Hal lain yang memperburuk keadaan adalah kerumitan regulasi dan sertifikasi. PHRI mengungkapkan bahwa saat ini hotel-hotel harus memiliki berbagai jenis izin, seperti izin lingkungan, sertifikat laik fungsi, sertifikat halal, hingga perizinan minuman beralkohol.

“Proses birokrasi yang panjang, duplikasi dokumen antarinstansi, serta biaya yang tidak transparan dinilai menghambat kelangsungan usaha,” ujarnya.

PHRI meminta agar pemerintah memberikan langkah konkret dan strategi pemulihan yang tepat. Tak bisa dipungkiri, industri perhotelan adalah salah satu tulang punggung pariwisata dan penyerap tenaga kerja Indonesia.

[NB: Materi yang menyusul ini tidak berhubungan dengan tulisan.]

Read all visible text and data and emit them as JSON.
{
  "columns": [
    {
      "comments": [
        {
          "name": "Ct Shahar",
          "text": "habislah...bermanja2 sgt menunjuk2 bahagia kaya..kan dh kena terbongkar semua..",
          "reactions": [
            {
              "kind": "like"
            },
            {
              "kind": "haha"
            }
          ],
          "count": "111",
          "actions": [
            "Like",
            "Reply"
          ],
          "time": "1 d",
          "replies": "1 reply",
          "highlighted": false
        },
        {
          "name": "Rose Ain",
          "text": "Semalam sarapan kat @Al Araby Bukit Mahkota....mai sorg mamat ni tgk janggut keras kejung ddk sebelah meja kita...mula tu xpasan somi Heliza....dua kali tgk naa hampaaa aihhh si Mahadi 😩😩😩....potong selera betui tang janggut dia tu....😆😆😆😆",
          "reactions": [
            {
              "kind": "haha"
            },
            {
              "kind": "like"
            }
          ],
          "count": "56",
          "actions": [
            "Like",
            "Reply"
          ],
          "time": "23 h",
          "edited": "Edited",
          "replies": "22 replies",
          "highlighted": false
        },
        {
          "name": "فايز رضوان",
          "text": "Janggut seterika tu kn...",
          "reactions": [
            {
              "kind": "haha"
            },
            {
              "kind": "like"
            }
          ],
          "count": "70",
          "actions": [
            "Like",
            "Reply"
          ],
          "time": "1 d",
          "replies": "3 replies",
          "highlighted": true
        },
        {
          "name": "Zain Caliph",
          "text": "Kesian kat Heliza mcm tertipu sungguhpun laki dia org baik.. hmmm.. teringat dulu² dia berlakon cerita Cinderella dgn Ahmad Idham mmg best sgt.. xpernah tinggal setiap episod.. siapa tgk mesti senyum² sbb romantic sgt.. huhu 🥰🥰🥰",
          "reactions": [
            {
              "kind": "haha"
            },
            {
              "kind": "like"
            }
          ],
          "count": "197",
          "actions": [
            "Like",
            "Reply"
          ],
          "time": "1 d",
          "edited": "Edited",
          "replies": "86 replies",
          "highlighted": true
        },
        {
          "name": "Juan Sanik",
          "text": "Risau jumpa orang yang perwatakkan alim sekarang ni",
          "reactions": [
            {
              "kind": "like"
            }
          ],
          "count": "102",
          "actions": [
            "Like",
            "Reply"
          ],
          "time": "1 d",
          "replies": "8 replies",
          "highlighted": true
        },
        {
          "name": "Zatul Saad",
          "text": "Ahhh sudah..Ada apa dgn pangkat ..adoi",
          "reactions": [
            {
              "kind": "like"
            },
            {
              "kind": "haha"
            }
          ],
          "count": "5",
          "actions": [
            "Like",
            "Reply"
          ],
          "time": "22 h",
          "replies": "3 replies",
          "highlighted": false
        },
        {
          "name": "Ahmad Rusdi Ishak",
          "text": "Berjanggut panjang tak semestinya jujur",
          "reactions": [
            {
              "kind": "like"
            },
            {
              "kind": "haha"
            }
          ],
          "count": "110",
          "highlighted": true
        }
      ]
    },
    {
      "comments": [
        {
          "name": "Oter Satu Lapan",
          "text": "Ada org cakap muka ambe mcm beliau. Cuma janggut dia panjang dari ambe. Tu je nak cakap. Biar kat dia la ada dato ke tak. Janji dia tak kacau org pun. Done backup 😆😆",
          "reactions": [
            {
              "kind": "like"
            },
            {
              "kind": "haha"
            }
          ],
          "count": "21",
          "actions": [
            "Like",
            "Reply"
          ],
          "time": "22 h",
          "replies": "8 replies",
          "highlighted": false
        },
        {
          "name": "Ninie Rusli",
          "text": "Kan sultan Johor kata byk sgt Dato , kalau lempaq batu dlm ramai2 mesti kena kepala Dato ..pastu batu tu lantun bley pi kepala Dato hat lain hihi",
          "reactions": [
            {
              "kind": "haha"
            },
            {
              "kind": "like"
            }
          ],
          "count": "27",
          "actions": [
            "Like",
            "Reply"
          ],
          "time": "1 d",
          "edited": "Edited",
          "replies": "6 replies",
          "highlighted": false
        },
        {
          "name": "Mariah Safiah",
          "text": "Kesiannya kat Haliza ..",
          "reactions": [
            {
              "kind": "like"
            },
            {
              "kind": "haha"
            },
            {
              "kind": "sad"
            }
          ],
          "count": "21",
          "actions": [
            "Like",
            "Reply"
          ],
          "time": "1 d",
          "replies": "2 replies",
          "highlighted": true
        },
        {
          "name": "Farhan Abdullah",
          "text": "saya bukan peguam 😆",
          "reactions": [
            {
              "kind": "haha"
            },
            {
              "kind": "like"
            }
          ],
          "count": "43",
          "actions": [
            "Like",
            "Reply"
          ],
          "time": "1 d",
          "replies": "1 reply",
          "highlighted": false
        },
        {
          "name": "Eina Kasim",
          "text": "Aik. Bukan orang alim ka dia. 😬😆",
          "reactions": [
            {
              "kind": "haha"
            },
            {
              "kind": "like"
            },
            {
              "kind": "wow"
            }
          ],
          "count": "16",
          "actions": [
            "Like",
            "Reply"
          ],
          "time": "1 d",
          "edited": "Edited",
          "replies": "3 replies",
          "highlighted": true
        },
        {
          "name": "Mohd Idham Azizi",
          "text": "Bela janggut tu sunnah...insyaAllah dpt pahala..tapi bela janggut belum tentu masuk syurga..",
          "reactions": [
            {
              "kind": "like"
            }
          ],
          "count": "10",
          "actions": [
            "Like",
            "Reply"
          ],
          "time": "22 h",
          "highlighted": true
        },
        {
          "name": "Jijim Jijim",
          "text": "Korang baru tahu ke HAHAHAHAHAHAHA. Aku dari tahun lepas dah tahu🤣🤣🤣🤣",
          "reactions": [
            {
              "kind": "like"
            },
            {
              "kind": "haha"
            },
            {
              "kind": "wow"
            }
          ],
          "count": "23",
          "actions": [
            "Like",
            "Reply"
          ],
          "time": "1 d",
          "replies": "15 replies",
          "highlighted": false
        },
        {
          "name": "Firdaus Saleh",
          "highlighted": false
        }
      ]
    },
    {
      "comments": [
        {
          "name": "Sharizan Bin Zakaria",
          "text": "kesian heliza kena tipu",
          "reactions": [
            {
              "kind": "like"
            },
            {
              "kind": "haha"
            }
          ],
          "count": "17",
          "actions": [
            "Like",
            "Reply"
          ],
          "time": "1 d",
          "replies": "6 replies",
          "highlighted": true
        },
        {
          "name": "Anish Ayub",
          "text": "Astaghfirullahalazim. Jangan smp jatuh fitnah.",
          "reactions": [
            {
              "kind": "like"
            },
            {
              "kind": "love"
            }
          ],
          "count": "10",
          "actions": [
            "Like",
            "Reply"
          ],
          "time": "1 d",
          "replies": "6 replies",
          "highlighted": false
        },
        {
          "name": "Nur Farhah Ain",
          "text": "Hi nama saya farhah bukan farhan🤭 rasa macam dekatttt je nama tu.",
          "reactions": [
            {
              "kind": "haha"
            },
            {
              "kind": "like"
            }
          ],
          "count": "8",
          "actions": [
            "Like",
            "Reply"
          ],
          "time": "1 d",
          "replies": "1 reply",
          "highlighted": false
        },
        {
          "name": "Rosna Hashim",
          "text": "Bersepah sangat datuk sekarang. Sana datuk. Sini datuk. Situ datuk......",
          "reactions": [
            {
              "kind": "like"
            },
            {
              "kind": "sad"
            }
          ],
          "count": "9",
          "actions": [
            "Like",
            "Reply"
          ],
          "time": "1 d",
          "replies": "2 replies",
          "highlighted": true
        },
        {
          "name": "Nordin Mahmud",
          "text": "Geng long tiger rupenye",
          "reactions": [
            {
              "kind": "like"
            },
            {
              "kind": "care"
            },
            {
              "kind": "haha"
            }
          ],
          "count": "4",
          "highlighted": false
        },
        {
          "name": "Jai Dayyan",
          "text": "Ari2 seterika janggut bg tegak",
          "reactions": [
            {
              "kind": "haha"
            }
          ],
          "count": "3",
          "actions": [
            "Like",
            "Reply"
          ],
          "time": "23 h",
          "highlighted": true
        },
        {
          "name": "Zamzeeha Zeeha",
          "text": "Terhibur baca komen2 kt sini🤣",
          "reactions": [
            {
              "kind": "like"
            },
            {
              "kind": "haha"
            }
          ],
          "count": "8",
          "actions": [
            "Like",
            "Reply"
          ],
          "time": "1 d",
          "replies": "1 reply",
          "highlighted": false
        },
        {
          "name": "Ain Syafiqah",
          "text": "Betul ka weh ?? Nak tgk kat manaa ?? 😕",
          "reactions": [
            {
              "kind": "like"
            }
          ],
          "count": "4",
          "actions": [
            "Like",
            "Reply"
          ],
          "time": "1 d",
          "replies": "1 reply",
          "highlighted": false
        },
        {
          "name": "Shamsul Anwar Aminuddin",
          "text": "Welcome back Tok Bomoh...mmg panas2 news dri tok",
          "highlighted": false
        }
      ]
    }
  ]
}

Sutrisno mengatakan bahwa pukulan efisiensi, kenaikan harga dan kerumitan regulasi akan mempengaruhi kontribusi pendapatan asli daerah Jakarta sampai sekitar 13%.

Berdasarkan data Badan Pusat Statistik pada tahun 2023, terdapat lebih dari 603 ribu tenaga kerja yang bergantung pada sektor akomodasi dan makanan-minuman di Jakarta.

“Penurunan kinerja pada sektor ini juga membawa efek domino terhadap sektor lain seperti UMKM, petani, pemasok logistik, dan pelaku seni budaya, mengingat eratnya keterkaitan rantai pasok dan ekosistem industri pariwisata,” kata dia.